Nope, this offers no performance increase whatsoever. In both cases the compiler has to evaluate the argument to it's WHNF to check whether it's the empty list or not.

Actually, it is pretty likely that this function will be rewritten during compilation an generate code entirely different from what you wrote (assuming you compiled with optimizations).

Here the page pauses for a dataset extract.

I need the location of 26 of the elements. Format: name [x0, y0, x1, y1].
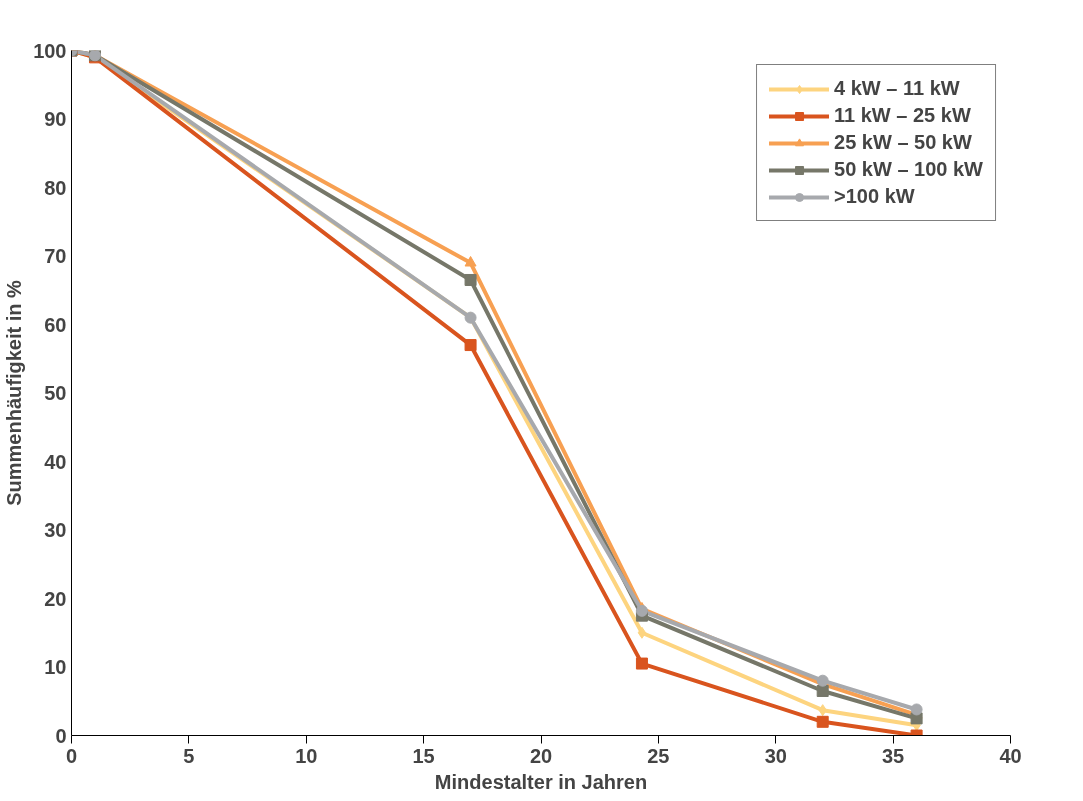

Looking at the generated core (compiled without optimizations):

(letrec {
   f1_aLn [Occ=LoopBreaker] :: [Integer] -> Integer
   [LclId, Arity=1, Str=DmdType]
   f1_aLn =
     \ (ds_d1gX :: [Integer]) ->
       case ds_d1gX of _ [Occ=Dead] {
         [] -> fromInteger @ Integer GHC.Num.$fNumInteger 0;
         : ds1_d1h4 xs_at0 ->
           + @ Integer
             GHC.Num.$fNumInteger
             (fromInteger @ Integer GHC.Num.$fNumInteger 1)
             (f1_aLn xs_at0)
       }; } in
f1_aLn (enumFromTo @ Integer GHC.Enum.$fEnumInteger 1 100))

(letrec {
   f2_aBk [Occ=LoopBreaker] :: [Integer] -> Integer
   [LclId, Arity=1, Str=DmdType]
   f2_aBk =
     \ (ds_d1gP :: [Integer]) ->
       case ds_d1gP of _ [Occ=Dead] {
         [] -> fromInteger @ Integer GHC.Num.$fNumInteger 0;
         : ds1_d1gW xs_aBh ->
           + @ Integer
             GHC.Num.$fNumInteger
             (fromInteger @ Integer GHC.Num.$fNumInteger 1)
             (f2_aBk xs_aBh)
       }; } in
f2_aBk (enumFromTo @ Integer GHC.Enum.$fEnumInteger 1 100))

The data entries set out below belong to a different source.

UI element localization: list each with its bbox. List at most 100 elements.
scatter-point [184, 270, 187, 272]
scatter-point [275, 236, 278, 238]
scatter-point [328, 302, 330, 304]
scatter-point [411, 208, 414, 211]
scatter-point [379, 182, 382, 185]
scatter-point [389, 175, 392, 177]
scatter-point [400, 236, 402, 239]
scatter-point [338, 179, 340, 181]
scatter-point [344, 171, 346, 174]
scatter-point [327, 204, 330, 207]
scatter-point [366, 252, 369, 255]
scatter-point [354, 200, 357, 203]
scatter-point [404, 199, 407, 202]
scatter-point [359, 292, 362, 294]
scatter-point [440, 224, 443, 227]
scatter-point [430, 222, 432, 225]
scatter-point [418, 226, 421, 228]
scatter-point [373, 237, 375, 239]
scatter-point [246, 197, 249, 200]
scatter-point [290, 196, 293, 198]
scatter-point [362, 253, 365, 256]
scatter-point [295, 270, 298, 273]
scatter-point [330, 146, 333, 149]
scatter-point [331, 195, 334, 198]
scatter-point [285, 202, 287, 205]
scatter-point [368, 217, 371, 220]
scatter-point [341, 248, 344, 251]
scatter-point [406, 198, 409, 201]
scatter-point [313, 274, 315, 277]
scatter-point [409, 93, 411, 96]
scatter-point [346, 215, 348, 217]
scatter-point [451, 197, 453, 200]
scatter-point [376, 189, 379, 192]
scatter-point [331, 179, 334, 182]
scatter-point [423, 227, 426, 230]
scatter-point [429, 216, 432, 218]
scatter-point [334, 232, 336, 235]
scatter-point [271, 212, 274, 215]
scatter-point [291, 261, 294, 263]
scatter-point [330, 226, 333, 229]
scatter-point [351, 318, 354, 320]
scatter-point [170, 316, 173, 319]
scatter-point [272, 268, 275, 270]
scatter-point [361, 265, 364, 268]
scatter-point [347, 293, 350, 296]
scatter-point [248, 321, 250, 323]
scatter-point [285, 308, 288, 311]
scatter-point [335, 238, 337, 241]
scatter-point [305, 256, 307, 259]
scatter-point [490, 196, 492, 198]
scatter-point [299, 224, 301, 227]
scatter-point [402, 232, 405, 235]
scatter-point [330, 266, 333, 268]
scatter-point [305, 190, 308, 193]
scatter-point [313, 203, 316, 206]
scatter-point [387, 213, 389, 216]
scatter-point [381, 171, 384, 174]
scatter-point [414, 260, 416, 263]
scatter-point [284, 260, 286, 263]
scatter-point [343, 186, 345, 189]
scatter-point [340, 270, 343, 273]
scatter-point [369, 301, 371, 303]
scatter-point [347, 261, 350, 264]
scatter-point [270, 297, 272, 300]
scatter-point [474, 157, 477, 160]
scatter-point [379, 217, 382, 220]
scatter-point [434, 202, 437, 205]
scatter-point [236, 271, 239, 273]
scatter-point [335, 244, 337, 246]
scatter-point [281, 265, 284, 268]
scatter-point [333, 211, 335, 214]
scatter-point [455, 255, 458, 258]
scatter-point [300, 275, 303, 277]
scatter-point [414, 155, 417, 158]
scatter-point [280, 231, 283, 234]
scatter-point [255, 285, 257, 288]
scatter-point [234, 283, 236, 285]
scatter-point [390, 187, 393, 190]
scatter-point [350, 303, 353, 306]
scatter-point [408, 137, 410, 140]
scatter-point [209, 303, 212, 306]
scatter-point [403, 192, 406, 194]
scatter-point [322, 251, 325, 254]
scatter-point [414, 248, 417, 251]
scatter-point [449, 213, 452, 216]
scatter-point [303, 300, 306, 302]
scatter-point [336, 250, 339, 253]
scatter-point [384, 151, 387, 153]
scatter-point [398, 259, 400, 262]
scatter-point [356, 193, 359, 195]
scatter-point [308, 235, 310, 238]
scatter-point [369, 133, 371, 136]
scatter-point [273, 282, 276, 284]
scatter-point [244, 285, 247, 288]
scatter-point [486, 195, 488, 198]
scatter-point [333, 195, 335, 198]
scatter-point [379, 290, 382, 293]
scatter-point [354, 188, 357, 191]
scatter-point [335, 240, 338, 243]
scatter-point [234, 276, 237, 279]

We can see that the compiler generates equivalent statements. Just fyi, this was the code:

main = do
         print $ f1 [1..100]
         print $ f2 [1..100]

f1 [] = 0
f1 (_:xs) = 1 + f1 xs
f2 (_:xs) = 1 + f2 xs
f2 [] = 0

compiled with ghc -ddump-simpl file.hs

3
votes

With only two cases, the order doesn't matter all. With three cases, the order won't affect performance, but it may simplify the code. For example, say you have a function that does roughly the same thing for an empty or singleton list, but recurses on a list that has 2 or more items. You could write your patterns simplest to most complex:

foo [] = []
foo [x] = [x]
foo (x:y:rest) = x+y : foo (y:rest)

or, you could reduce this to two cases by handling the more complex one first:

foo (x:y:rest) = x+y : foo (y:rest)
foo short = short

since foo = id for both of the short cases.